Client: Swedish Civil Contingencies Agency (MSB)
Tools: SwiftUI, RealityKit, Arduino, Cardboard prototyping.
Project overview
As part of a 10-week prototyping course, we were given a scenario based on the Swedish Civil Contingencies Agency (MSB):
How can people train for crisis situations like evacuating to a shelter?
In teams, we explored the problem space and developed early concepts. I then continued independently, designing and building a high-fidelity prototype that included a Vision Pro app and a connected physical device.
Public knowledge about civil defense shelters in Sweden is limited. Many don’t know:
Where the nearest shelter is
What to bring during evacuation
How to behave in a shelter
While MSB shares this information on its website, it’s static and text-heavy. We focused on how to make this knowledge more accessible through experiential training.

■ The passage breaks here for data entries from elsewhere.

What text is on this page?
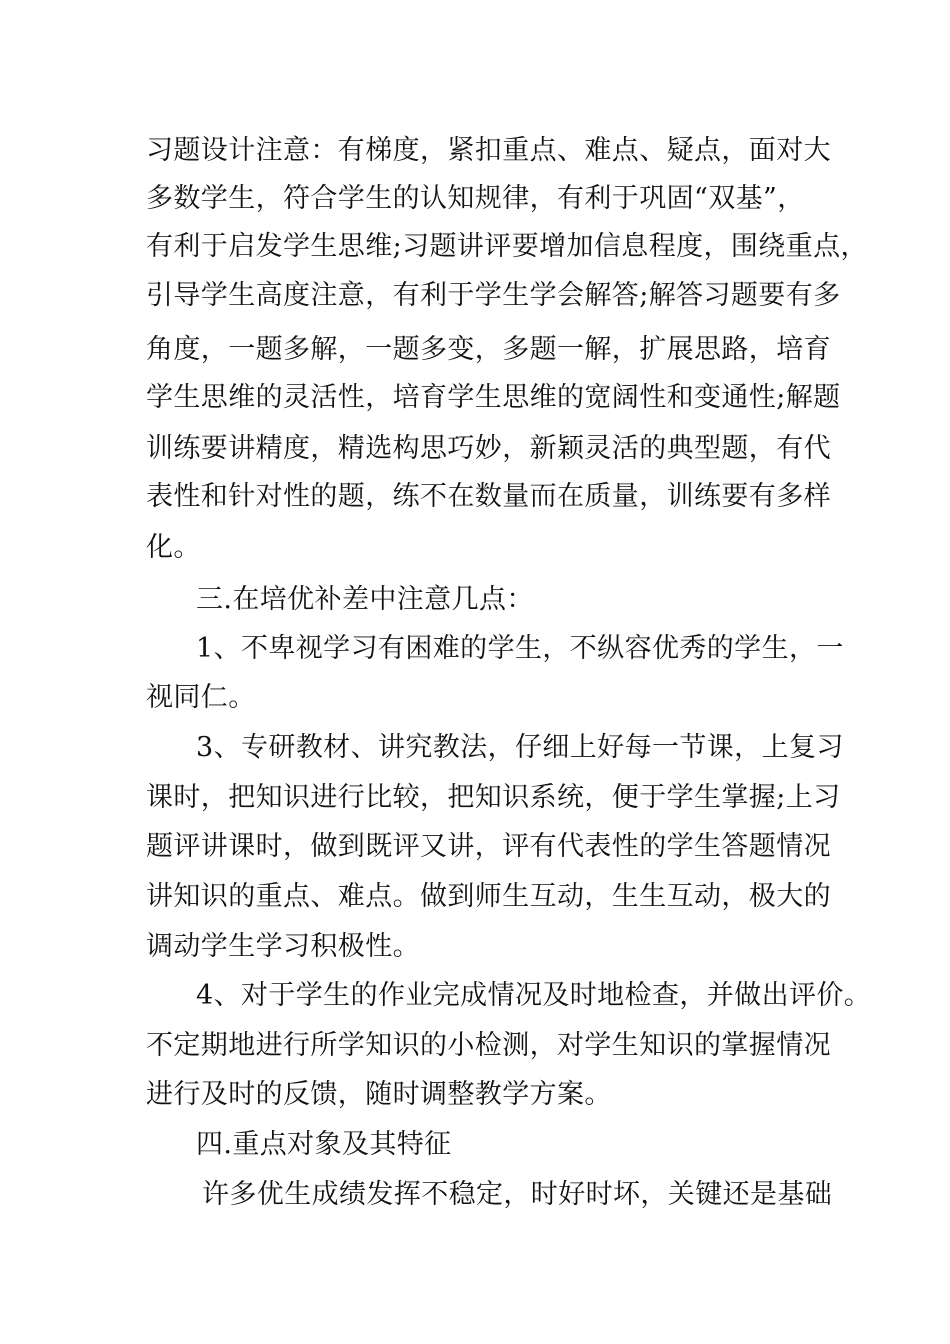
习题设计注意：有梯度，紧扣重点、难点、疑点，面对大
多数学生，符合学生的认知规律，有利于巩固“双基”，
有利于启发学生思维;习题讲评要增加信息程度，围绕重点，
引导学生高度注意，有利于学生学会解答;解答习题要有多
角度，一题多解，一题多变，多题一解，扩展思路，培育
学生思维的灵活性，培育学生思维的宽阔性和变通性;解题
训练要讲精度，精选构思巧妙，新颖灵活的典型题，有代
表性和针对性的题，练不在数量而在质量，训练要有多样
化。
三.在培优补差中注意几点：
1、不卑视学习有困难的学生，不纵容优秀的学生，一
视同仁。
3、专研教材、讲究教法，仔细上好每一节课，上复习
课时，把知识进行比较，把知识系统，便于学生掌握;上习
题评讲课时，做到既评又讲，评有代表性的学生答题情况
讲知识的重点、难点。做到师生互动，生生互动，极大的
调动学生学习积极性。
4、对于学生的作业完成情况及时地检查，并做出评价。
不定期地进行所学知识的小检测，对学生知识的掌握情况
进行及时的反馈，随时调整教学方案。
四.重点对象及其特征
许多优生成绩发挥不稳定，时好时坏，关键还是基础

Research and Early Concepts
After the initial concept and low-fidelity exploration, it was time to develop an integrated high-fidelity prototype. Here I focused on building both a digital application for Apple Vision Pro using SwiftUI and a physical Arduino-based device that interacted with it in real time.

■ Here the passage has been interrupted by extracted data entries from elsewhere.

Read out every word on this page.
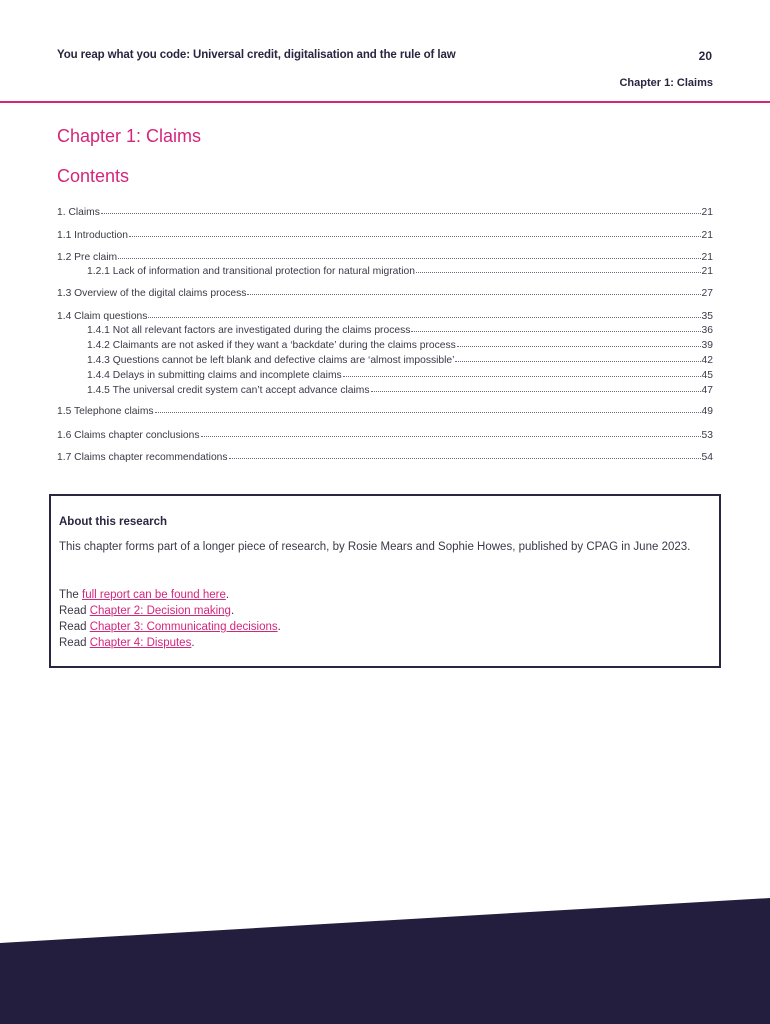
You reap what you code: Universal credit, digitalisation and the rule of law	20
Chapter 1: Claims
Chapter 1: Claims
Contents
1. Claims	21
1.1 Introduction	21
1.2 Pre claim	21
1.2.1 Lack of information and transitional protection for natural migration	21
1.3 Overview of the digital claims process	27
1.4 Claim questions	35
1.4.1 Not all relevant factors are investigated during the claims process	36
1.4.2 Claimants are not asked if they want a ‘backdate’ during the claims process	39
1.4.3 Questions cannot be left blank and defective claims are ‘almost impossible’	42
1.4.4 Delays in submitting claims and incomplete claims	45
1.4.5 The universal credit system can’t accept advance claims	47
1.5 Telephone claims	49
1.6 Claims chapter conclusions	53
1.7 Claims chapter recommendations	54
About this research
This chapter forms part of a longer piece of research, by Rosie Mears and Sophie Howes, published by CPAG in June 2023.
The full report can be found here.
Read Chapter 2: Decision making.
Read Chapter 3: Communicating decisions.
Read Chapter 4: Disputes.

To begin the design I created wireframes for the app with Apple Vision Pro in mind, focusing on how users might interact with immersive content in a crisis training context.
Features
The Arduino Box
To complement the app, I built a physical prototype: a small, standalone device with four buttons and integrated sound and light feedback. Pressing a button plays a specific Hesa Fredrik alarm signal and triggers a flashing LED, simulating how the alerts would feel in real life.
The device is wirelessly synced with the app. When a user triggers an alarm from the Vision Pro interface, the physical box responds instantly. This real-time interaction adds a sensory dimension to the training, which is especially helpful for users with hearing or visual limitations and it reinforces the seriousness of the signals in a tangible way.
Take Away
This project helped me explore how to design both digital and physical experiences around crisis preparedness. Prototyping for Apple Vision Pro taught me to think spatially, while building the Arduino device showed me how to make abstract ideas more tangible. Taking the project from team research to solo execution also improved my ability to make clear design decisions and iterate with focus.